La revolución divertida
no es una novela, sino una crónica que avala “la persistencia de los
sesenta”. En consecuencia, recorre desde el Mayo francés hasta el 15-M
español. Su autor, Ramón González Férriz, se concentra en la zona lúdica
de una revolución cuyo destino manifiesto es quedar encapsulada como
movimiento cultural, tal vez un episodio en la historia del pop, acaso
una fusión entre El porvenir de la revuelta de Julia Kristeva y el espíritu de la movida madrileña.
No hace falta decir que los tres libros tienen calidades distintas,
como distinta es la remoción que ejerce, sobre ellos, el presente. A
Guzmán Rubio le catapulta el historicismo, a Pablo Gutiérrez el
esteticismo, a González Férriz el hedonismo. A los tres, nacidos en la
segunda mitad de los años setenta del siglo XX, les resulta ineludible
partir de una actualidad poco soportable para los dos primeros, bastante
más aceptable para el tercero.
Tampoco es que les guíe la antigua fascinación por las revoluciones de un Sartre o un Graham Greene. De hecho, parecen más próximos a Marcel Duchamp
(murió, por cierto, en 1968) y al impacto de su influencia que,
evidentemente, tampoco quedó sepultada en ese año cargado de mitos. Casi
podría decirse que practican, desde la literatura, una transformación
del ready made que ya había sido experimentada, con suerte
dispar, por el arte contemporáneo del pasado reciente: una mutación
propia de este tiempo en el cual ya no son los objetos —un urinario o
una aspiradora— los que quedan convertidos en obra, sino los sujetos y
sus causas; incluida la propia revolución.
"Sin la fascinación de Sartre o Greene por las revoluciones, los españoles parten de
una actualidad poco soportable"
2 De las cumbres iberoamericanas nunca ha salido una
revolución. De la última queda, sin embargo, una imagen insólita de
algo parecido al mundo al revés tan propio de las situaciones
revolucionarias: la del rey Juan Carlos I, entre solemne y angustiado,
pidiendo ayuda a los países latinoamericanos. Ya estábamos en plena
crisis y era patente el efecto retorno de muchos inmigrantes de América
Latina a sus países de origen. También comenzaban a abundar, como no
había ocurrido desde hacía décadas, los españoles que cruzaban hacia allá el Atlántico para buscarse la vida.

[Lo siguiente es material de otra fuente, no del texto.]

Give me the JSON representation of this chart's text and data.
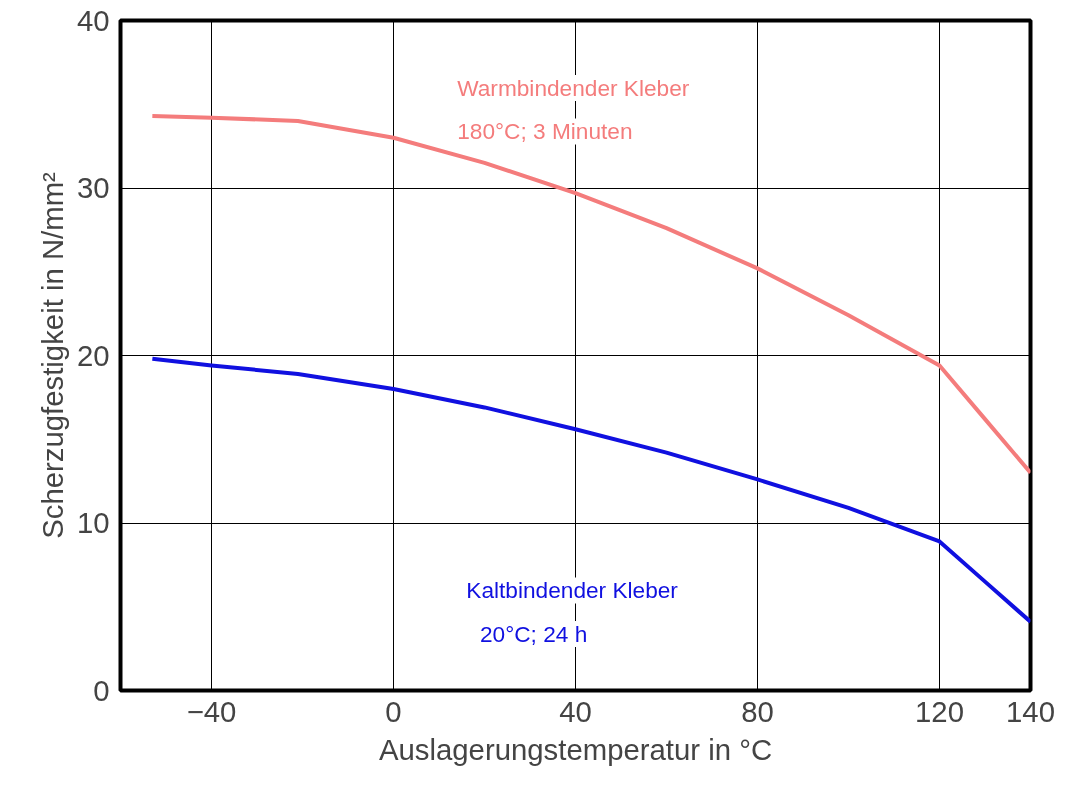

Ese “cruzar el charco” no ha estado acompañado esta vez por la
costumbre de algunos intelectuales de la Península que, en otros
tiempos, eligieron América Latina para colocar sus pulsiones redentoras.
Sin duda, el presente español se basta a sí mismo para impedir el
reciclaje, al otro lado del océano, de aquella fantasía utópica descrita
alguna vez por Manuel Vázquez Montalbán: esa que buscaba en los territorios latinoamericanos “la revolución que nosotros no hicimos aquí”.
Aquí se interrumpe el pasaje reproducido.